Replacement warranties are often offered when the scopes themselves aren't worth repairing and the invasive gush about an engraved reticle has nothing to do with the primary job of a riflescope, which is to hold its zero. If you have reticle float, it is not comforting to know your reticle is still there. It well may be, it is just that it is in the wrong place, which prevents you from hitting what you are shooting at. Had Mr. Williams actually bothered to look through the scope, he would have discovered that the “engraved reticle” isn't fully engraved at all: only the center X-hairs might be, the rest is flattened wire, like most scopes.
The two scopes to which we are referring are the #7264 Konuspro 3-9x40mm Zoom Riflescope and the #7272 Konuspro Plus 3-10x44 mm that features a dual color illuminated reticle. Both scopes claim fully multi-coated lenses and crisp metal on metal, 1/4 MOA click adjustments. Both scopes have the familiar 30/30 reticle that is etched, or as Konus puts it, engraved. Following are the Konus specifications to give you the general idea.
#7264 KONUSPRO 3-9x40mm ZOOM
#7272 KONUSPRO 3-10x44 ZOOM
Both scopes are clearly targeted at the low-priced market. I have no prior experience with Konus product, so I really can't comment on longevity or customer service based on experience. (Our previously reviewed KonusPro 2-7x32mm scope has held up well on several test rifles. -Editor.) As mentioned earlier, they don't have engraved reticles, but rather a combination of flattened wire with an etched center section.
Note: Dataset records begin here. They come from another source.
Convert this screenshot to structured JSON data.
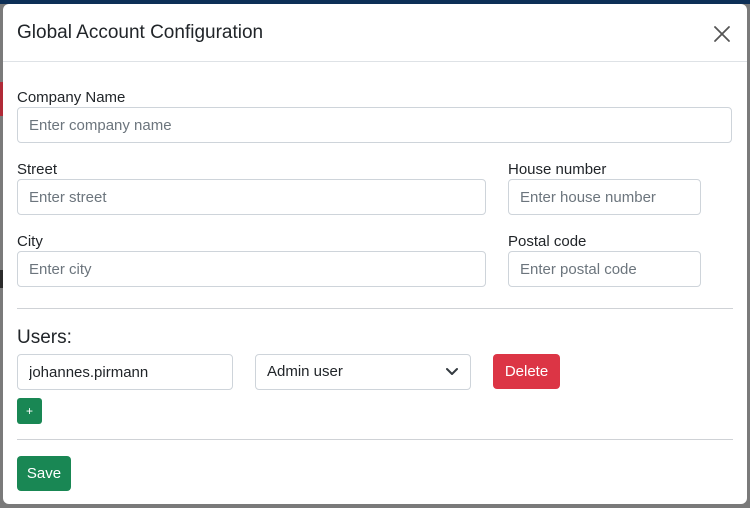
{
  "colors": {
    "primary_dark": "#0d2f57",
    "danger": "#dc3545",
    "success": "#198754",
    "border": "#ced4da",
    "placeholder": "#6c757d"
  },
  "modal": {
    "title": "Global Account Configuration",
    "close_icon": "close-icon"
  },
  "form": {
    "company_name": {
      "label": "Company Name",
      "placeholder": "Enter company name",
      "value": ""
    },
    "street": {
      "label": "Street",
      "placeholder": "Enter street",
      "value": ""
    },
    "house_number": {
      "label": "House number",
      "placeholder": "Enter house number",
      "value": ""
    },
    "city": {
      "label": "City",
      "placeholder": "Enter city",
      "value": ""
    },
    "postal_code": {
      "label": "Postal code",
      "placeholder": "Enter postal code",
      "value": ""
    }
  },
  "users": {
    "heading": "Users:",
    "rows": [
      {
        "username": "johannes.pirmann",
        "role": "Admin user",
        "delete_label": "Delete"
      }
    ],
    "add_label": "+"
  },
  "footer": {
    "save_label": "Save"
  }
}
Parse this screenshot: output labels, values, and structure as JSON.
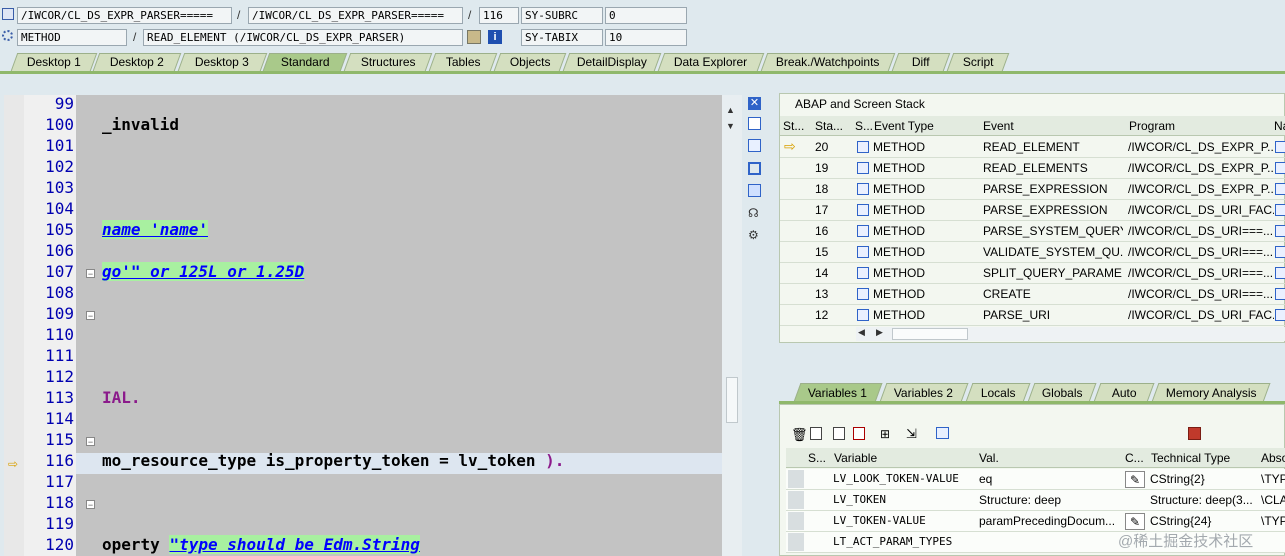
{
  "header": {
    "row1": {
      "program1": "/IWCOR/CL_DS_EXPR_PARSER=====",
      "program2": "/IWCOR/CL_DS_EXPR_PARSER=====",
      "line": "116",
      "sysvar_name": "SY-SUBRC",
      "sysvar_value": "0"
    },
    "row2": {
      "event_type": "METHOD",
      "event": "READ_ELEMENT (/IWCOR/CL_DS_EXPR_PARSER)",
      "sysvar_name": "SY-TABIX",
      "sysvar_value": "10"
    },
    "separator": "/"
  },
  "tabs": [
    "Desktop 1",
    "Desktop 2",
    "Desktop 3",
    "Standard",
    "Structures",
    "Tables",
    "Objects",
    "DetailDisplay",
    "Data Explorer",
    "Break./Watchpoints",
    "Diff",
    "Script"
  ],
  "active_tab": "Standard",
  "editor": {
    "lines": [
      {
        "no": "99",
        "text": ""
      },
      {
        "no": "100",
        "text": "_invalid"
      },
      {
        "no": "101",
        "text": ""
      },
      {
        "no": "102",
        "text": ""
      },
      {
        "no": "103",
        "text": ""
      },
      {
        "no": "104",
        "text": ""
      },
      {
        "no": "105",
        "text": "name 'name'"
      },
      {
        "no": "106",
        "text": ""
      },
      {
        "no": "107",
        "text": "go'\" or 125L or 1.25D"
      },
      {
        "no": "108",
        "text": ""
      },
      {
        "no": "109",
        "text": ""
      },
      {
        "no": "110",
        "text": ""
      },
      {
        "no": "111",
        "text": ""
      },
      {
        "no": "112",
        "text": ""
      },
      {
        "no": "113",
        "text": "IAL."
      },
      {
        "no": "114",
        "text": ""
      },
      {
        "no": "115",
        "text": ""
      },
      {
        "no": "116",
        "text": "mo_resource_type is_property_token = lv_token )."
      },
      {
        "no": "117",
        "text": ""
      },
      {
        "no": "118",
        "text": ""
      },
      {
        "no": "119",
        "text": ""
      },
      {
        "no": "120",
        "text": "operty "
      }
    ],
    "line120_comment": "\"type should be Edm.String"
  },
  "stack": {
    "title": "ABAP and Screen Stack",
    "columns": [
      "St...",
      "Sta...",
      "S...",
      "Event Type",
      "Event",
      "Program",
      "Na"
    ],
    "rows": [
      {
        "level": "20",
        "type": "METHOD",
        "event": "READ_ELEMENT",
        "program": "/IWCOR/CL_DS_EXPR_P..."
      },
      {
        "level": "19",
        "type": "METHOD",
        "event": "READ_ELEMENTS",
        "program": "/IWCOR/CL_DS_EXPR_P..."
      },
      {
        "level": "18",
        "type": "METHOD",
        "event": "PARSE_EXPRESSION",
        "program": "/IWCOR/CL_DS_EXPR_P..."
      },
      {
        "level": "17",
        "type": "METHOD",
        "event": "PARSE_EXPRESSION",
        "program": "/IWCOR/CL_DS_URI_FAC..."
      },
      {
        "level": "16",
        "type": "METHOD",
        "event": "PARSE_SYSTEM_QUERY...",
        "program": "/IWCOR/CL_DS_URI===..."
      },
      {
        "level": "15",
        "type": "METHOD",
        "event": "VALIDATE_SYSTEM_QU...",
        "program": "/IWCOR/CL_DS_URI===..."
      },
      {
        "level": "14",
        "type": "METHOD",
        "event": "SPLIT_QUERY_PARAME...",
        "program": "/IWCOR/CL_DS_URI===..."
      },
      {
        "level": "13",
        "type": "METHOD",
        "event": "CREATE",
        "program": "/IWCOR/CL_DS_URI===..."
      },
      {
        "level": "12",
        "type": "METHOD",
        "event": "PARSE_URI",
        "program": "/IWCOR/CL_DS_URI_FAC..."
      }
    ]
  },
  "var_tabs": [
    "Variables 1",
    "Variables 2",
    "Locals",
    "Globals",
    "Auto",
    "Memory Analysis"
  ],
  "variables": {
    "columns": [
      "S...",
      "Variable",
      "Val.",
      "C...",
      "Technical Type",
      "Abso"
    ],
    "rows": [
      {
        "variable": "LV_LOOK_TOKEN-VALUE",
        "value": "eq",
        "tech_type": "CString{2}",
        "abs": "\\TYP"
      },
      {
        "variable": "LV_TOKEN",
        "value": "Structure: deep",
        "tech_type": "Structure: deep(3...",
        "abs": "\\CLA"
      },
      {
        "variable": "LV_TOKEN-VALUE",
        "value": "paramPrecedingDocum...",
        "tech_type": "CString{24}",
        "abs": "\\TYP"
      },
      {
        "variable": "LT_ACT_PARAM_TYPES",
        "value": "",
        "tech_type": "",
        "abs": ""
      }
    ]
  },
  "watermark": "@稀土掘金技术社区",
  "colors": {
    "accent": "#a9c98a",
    "current_line": "#dde6f0",
    "keyword_green": "#a8f0a0"
  }
}
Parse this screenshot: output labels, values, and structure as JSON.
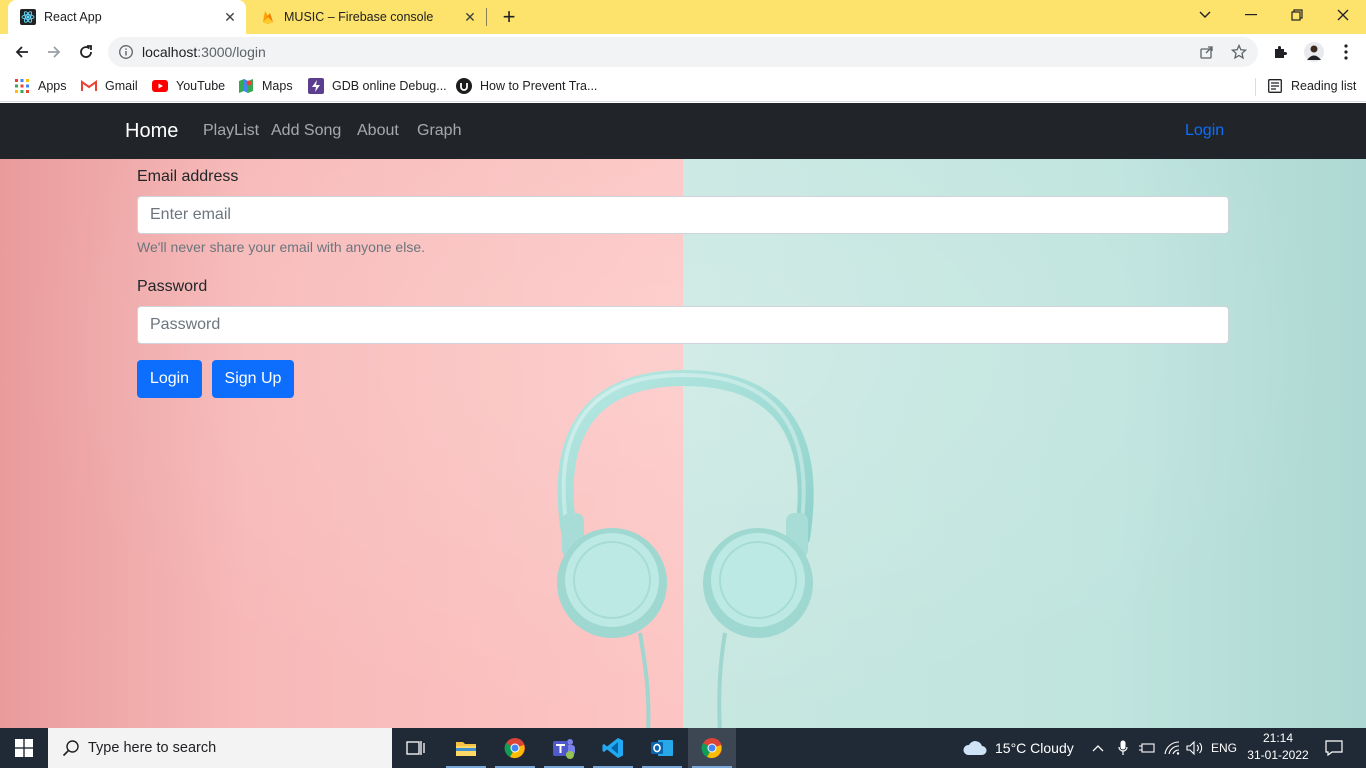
{
  "browser": {
    "tabs": [
      {
        "title": "React App",
        "icon": "react-icon",
        "active": true
      },
      {
        "title": "MUSIC – Firebase console",
        "icon": "firebase-icon",
        "active": false
      }
    ],
    "url_host": "localhost",
    "url_path": ":3000/login",
    "bookmarks": [
      {
        "label": "Apps",
        "icon": "apps-grid-icon"
      },
      {
        "label": "Gmail",
        "icon": "gmail-icon"
      },
      {
        "label": "YouTube",
        "icon": "youtube-icon"
      },
      {
        "label": "Maps",
        "icon": "maps-icon"
      },
      {
        "label": "GDB online Debug...",
        "icon": "gdb-icon"
      },
      {
        "label": "How to Prevent Tra...",
        "icon": "udemy-icon"
      }
    ],
    "reading_list": "Reading list"
  },
  "navbar": {
    "brand": "Home",
    "links": [
      "PlayList",
      "Add Song",
      "About",
      "Graph"
    ],
    "login": "Login",
    "login_color": "#0d6efd"
  },
  "form": {
    "email_label": "Email address",
    "email_placeholder": "Enter email",
    "email_help": "We'll never share your email with anyone else.",
    "password_label": "Password",
    "password_placeholder": "Password",
    "login_button": "Login",
    "signup_button": "Sign Up",
    "button_color": "#0d6efd"
  },
  "taskbar": {
    "search_placeholder": "Type here to search",
    "apps": [
      "task-view-icon",
      "file-explorer-icon",
      "chrome-icon",
      "teams-icon",
      "vscode-icon",
      "outlook-icon",
      "chrome-icon"
    ],
    "weather": "15°C  Cloudy",
    "language": "ENG",
    "time": "21:14",
    "date": "31-01-2022"
  }
}
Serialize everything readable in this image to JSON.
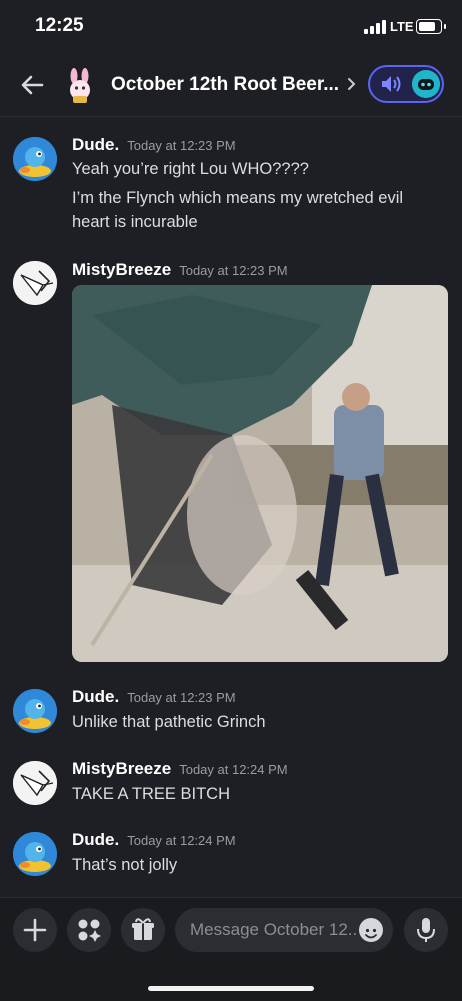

In the case of the 3-10x44 IR model, only the illuminated portion is etched. If you want to compare these KonusPros to a scope with a properly etched reticle, check out a Burris Fullfield E1 and you'll see the difference.
Let me make a few comments about the KonusPro 3-9x40mm, which is available in black (as tested) or silver finish. The image quality is surprisingly clear and crisp throughout the zoom range. The click adjustments are crisp and audible, exceptionally good. The scope is a bit on the heavy side and the eye relief of three inches is a bit too cozy for significant recoil applications. Reticle focus is by moving the entire ocular end secured by a locking ring (American style), a long way of saying it lacks quick focus. The zoom ring operated smoothly and the threaded adjustment caps were well done, easy to remove and replace.
The Konuspro Plus 3-10x44mm adds more weight and diopter quick focus, along with an included threaded sunshade. The adjustments are also crisp, this time you turn the entire knob inside the adjustment caps as opposed to a smaller insert. In both scopes, the adjustments are finger adjustments, but the full knob, called “new style” by Konus, found on this KonusPro is easier to grip. In the scope I evaluated, there is a little speck of dust on the glass inside the scope. Not in a particularly bad area, but still a sign of improper purging and quality control after assembly. (This seems to be an ongoing problem with optics sourced from Red China. -Editor.)
At these very low price points, there isn't much to kick about, notwithstanding the partially engraved reticle. The image quality is better than I anticipated, but the bulk, weight, skimpy eye relief and modest internal adjustment range may drive you into a higher price point, particularly if the intended rifle has significant recoil. These Konus scopes are competing in a crowded field, selling against several other brands, including the well established Bushnell Banner series of economical riflescopes.